New-to-New York Stores Are Helping Turn Around the Retail Apocalypse
But the brands only want to land in a few key neighborhoods like SoHo, where available space is declining. (This story originally appeared on May 2 in THE CITY, a not-for-profit news site covering New York City).
SoHo, long one of the premier shopping areas in the city, is being transformed by invaders grabbing storefronts.
There is Orior, a furniture maker from Northern Ireland. Galia Lahav, a haute couture and bridal fashion brand from Israel. TOTEME, a Swedish apparel company, and Thuma, a San Francisco mattress company, have established New York beachheads as well.
As a result, retail occupancy in SoHo is now 84 percent, higher than before the pandemic.
“There is an international hunger and curiosity about the neighborhood,” said Erin Piscopink, executive director of the SoHo Broadway Initiative business improvement district.
But it is not just SoHo. First-time-in-New York retailers are driving a revival of the city’s retail scene in other desirable neighborhoods like Flatiron, Nolita and the Upper West Side. What these areas have in common is that they have both residential and commercial areas and in some cases cachet that is lacking in the major central business districts like Midtown and Downtown, which the new entrants are so far avoiding.

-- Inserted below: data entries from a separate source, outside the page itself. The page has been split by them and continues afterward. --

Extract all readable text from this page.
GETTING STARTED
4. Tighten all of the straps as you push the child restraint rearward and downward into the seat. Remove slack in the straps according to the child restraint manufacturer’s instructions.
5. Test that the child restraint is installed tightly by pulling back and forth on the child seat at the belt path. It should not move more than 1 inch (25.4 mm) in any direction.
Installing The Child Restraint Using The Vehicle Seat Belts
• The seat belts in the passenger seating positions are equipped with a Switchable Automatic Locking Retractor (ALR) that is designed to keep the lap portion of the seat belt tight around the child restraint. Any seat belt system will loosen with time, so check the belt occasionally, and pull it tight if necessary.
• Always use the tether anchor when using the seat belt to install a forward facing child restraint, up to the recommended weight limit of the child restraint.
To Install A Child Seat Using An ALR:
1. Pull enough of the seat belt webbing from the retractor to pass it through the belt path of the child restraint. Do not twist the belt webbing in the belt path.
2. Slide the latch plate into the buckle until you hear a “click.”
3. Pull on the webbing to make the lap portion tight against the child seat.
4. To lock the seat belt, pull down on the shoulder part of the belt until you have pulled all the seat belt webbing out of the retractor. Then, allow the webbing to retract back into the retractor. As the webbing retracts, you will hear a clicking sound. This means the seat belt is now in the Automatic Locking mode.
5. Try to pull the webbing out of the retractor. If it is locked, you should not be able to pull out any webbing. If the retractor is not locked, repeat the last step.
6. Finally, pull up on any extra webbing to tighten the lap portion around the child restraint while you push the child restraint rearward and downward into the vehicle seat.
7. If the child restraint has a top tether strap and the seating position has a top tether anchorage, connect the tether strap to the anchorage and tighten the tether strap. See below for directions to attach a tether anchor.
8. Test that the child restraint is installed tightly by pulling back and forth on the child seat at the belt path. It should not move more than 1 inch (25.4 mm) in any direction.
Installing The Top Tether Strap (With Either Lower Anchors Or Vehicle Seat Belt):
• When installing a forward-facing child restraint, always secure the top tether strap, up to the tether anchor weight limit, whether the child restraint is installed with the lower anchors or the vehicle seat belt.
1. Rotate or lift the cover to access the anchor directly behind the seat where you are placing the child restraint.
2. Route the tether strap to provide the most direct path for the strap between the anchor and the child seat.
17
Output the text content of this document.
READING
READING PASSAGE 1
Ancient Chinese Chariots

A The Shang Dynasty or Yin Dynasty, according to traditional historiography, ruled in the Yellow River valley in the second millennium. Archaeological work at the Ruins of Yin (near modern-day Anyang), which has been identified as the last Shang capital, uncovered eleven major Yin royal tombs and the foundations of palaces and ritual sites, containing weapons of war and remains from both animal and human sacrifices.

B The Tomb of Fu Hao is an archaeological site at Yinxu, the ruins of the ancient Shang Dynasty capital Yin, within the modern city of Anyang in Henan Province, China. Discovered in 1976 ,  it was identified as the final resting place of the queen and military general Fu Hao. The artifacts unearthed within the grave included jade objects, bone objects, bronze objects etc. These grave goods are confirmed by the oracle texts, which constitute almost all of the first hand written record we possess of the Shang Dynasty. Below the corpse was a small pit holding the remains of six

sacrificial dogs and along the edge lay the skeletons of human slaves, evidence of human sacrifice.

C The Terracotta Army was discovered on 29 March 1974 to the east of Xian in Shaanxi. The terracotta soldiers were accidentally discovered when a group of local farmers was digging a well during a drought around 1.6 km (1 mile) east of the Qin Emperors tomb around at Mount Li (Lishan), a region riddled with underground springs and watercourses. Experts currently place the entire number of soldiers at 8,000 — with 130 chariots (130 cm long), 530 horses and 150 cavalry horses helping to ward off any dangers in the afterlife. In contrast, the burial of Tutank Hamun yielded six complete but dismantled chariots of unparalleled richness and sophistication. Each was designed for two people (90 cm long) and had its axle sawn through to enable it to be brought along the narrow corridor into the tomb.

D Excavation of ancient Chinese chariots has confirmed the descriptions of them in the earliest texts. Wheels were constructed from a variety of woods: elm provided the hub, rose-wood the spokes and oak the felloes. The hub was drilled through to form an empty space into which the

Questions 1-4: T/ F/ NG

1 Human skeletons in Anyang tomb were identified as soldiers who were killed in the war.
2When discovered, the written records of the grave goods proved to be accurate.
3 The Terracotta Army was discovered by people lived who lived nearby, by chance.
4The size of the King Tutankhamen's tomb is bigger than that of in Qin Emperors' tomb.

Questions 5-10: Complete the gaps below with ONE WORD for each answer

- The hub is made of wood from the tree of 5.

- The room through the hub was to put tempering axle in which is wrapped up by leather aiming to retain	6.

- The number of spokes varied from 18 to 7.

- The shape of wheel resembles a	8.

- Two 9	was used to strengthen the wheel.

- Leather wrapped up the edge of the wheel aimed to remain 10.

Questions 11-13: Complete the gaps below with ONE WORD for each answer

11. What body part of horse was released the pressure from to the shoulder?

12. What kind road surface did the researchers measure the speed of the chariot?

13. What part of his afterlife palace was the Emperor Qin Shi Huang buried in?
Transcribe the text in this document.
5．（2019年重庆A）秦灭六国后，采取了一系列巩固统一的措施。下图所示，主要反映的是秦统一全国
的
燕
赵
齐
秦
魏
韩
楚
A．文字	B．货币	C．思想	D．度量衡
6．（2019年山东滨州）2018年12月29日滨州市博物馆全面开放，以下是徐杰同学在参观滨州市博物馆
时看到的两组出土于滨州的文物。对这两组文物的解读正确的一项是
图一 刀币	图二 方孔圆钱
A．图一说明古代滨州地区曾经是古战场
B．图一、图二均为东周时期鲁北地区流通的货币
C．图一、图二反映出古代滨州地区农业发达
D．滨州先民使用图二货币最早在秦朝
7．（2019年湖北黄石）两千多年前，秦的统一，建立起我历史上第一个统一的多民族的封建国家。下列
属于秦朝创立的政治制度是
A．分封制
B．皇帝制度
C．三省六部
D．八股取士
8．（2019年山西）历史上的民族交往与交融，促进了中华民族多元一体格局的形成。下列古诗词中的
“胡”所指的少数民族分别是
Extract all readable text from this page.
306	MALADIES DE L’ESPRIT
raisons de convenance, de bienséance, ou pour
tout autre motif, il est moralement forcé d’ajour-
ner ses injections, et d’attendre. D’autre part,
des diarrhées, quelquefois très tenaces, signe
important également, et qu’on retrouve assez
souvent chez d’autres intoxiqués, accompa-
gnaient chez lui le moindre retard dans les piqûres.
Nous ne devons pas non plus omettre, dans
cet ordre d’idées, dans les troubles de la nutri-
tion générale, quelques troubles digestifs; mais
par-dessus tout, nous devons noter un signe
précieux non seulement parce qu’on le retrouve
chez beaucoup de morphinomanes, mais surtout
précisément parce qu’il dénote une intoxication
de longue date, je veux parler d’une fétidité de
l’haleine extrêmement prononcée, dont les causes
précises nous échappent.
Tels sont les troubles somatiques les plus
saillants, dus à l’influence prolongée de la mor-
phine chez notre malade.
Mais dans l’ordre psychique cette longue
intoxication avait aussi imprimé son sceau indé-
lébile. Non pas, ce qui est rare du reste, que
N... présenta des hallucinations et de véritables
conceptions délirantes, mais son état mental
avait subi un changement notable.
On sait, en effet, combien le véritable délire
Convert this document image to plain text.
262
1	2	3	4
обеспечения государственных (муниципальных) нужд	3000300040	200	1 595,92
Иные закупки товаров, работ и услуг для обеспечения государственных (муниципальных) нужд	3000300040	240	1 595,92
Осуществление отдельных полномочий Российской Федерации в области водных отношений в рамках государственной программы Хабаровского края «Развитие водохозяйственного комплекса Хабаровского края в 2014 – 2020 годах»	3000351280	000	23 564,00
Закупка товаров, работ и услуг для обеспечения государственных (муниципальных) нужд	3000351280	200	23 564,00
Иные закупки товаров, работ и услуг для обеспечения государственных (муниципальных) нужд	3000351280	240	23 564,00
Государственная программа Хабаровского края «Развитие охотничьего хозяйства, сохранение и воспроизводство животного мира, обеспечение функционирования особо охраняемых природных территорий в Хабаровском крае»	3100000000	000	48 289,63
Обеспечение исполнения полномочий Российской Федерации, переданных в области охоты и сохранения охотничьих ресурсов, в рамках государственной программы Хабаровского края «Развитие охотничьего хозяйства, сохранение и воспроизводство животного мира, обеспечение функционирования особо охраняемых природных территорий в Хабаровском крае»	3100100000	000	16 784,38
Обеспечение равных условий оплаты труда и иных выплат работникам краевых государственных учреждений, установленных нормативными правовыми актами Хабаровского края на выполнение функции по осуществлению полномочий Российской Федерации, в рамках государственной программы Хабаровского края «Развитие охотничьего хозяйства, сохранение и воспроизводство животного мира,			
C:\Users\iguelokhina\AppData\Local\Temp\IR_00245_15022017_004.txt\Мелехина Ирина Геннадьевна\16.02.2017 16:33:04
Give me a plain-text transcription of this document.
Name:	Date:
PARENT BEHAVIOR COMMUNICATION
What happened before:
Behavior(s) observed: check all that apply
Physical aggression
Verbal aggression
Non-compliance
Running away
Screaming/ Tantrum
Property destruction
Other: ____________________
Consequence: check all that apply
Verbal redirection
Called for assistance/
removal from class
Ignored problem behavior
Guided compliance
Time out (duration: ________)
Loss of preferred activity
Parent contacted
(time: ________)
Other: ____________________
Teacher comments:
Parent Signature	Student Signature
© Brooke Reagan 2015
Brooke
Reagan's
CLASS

Overall Manhattan statistics show improvement in the retail real estate market. The real estate firm CBRE counts 185 vacant ground-floor spaces in the 16 areas it tracks, down from 195 at the end of last year. The brokerage firm JLL puts the vacancy rate at 15.4%, a sharp decline from 28% in 2021 and lower than the 21% figure for 2019.
Between 2020 and 2023, new-to-New York stores leased 1.56 million square feet of space, or 15% of all deals, according to a recent report from CBRE. Last year the invaders signed up for 455,000 square feet, or 18% of the total.
“We have been hearing so much talk of the retail apocalypse,” said Hironori Imaizumi, author of the CBRE report. “But when we looked in SoHo and Flatiron we saw so many new apparel and food and beverage brands opening up.”
The Center for an Urban Future’s annual State of the Chains report, released in December, notes that the companies expanding in the city were primarily those that had arrived in recent years, including Playa Bowls, Nuts Factory, and Orangetheory Fitness, to name three.
And SoHo continues to be the No. 1 option.
“We were approached by an organization that represents businesses from Scandinavia that are bringing a group of retailers to visit places like SoHo to see how they can enter the city,” Piscopink said. They are due to arrive at the end of the month.
While a large number of vacancies along Sixth Avenue in Flatiron has drawn a lot of attention, most of those are south of 20th Street. The area north of 20th Street has become a destination for first-timers.
Over the past six months, 31 businesses have opened in the area covered by the Flatiron Nomad business improvement district and another 10 are to do so in the coming months, said James Mettham. Of those, 26 are new to the city.
For example, Othership is a sauna and ice bath that will open on 20th Street in June.
“Flatiron is a vibrant and central neighborhood that is known for its mix of residential and commercial spaces and is well connected by mass transit,” said Robbie Bent, co-founder and chief executive.
The story is similar for Suzanne Cupps, who has been cooking in New York since 2005 and spent the past several years scouring Manhattan for a place to open her first restaurant.
She looked near Rockefeller Center, Gramercy Park and Tribeca, needing to find a spot that had been a restaurant since it is too expensive to convert other kinds of space into one. She settled on a 2,500-square-foot spot on 28th Street between 5th Avenue and Broadway for Lola’s, which is named for her Filipino grandmother and features locally sourced food with Asian and Southern influences.
“The area is close to public transportation and has exploded since COVID with really great hotels and new businesses,” she said.
Since the interest is concentrated on a few key areas, newcomers are finding themselves competing for a limited number of available spots in the most desirable neighborhoods.
“More tenants will be forced to compromise in each submarket,” said Matt Chmielecki, a senior vice president and retail broker at CBRE. “If you can’t find something on Spring or Prince you won’t give up on SoHo entirely. You will look on Greene and Wooster.”
Rents are rising in these areas as well. The average rent on Prince Street in the first quarter rose to $1,073 per square foot compared with a Manhattan average $688, according to CBRE.
However, these newcomers show no signs of extending their searches to the main business districts in Midtown and Downtown, which suffer from the lack of a residential base, office vacancy rates of 20 percent and back-to-office occupancy still below pre-pandemic levels. In addition, Midtown is seeing key tenants defecting to the Hudson Yards area on the far West Side.
“It will be a challenge for those areas to lure the new entrants,” said Imaizumi.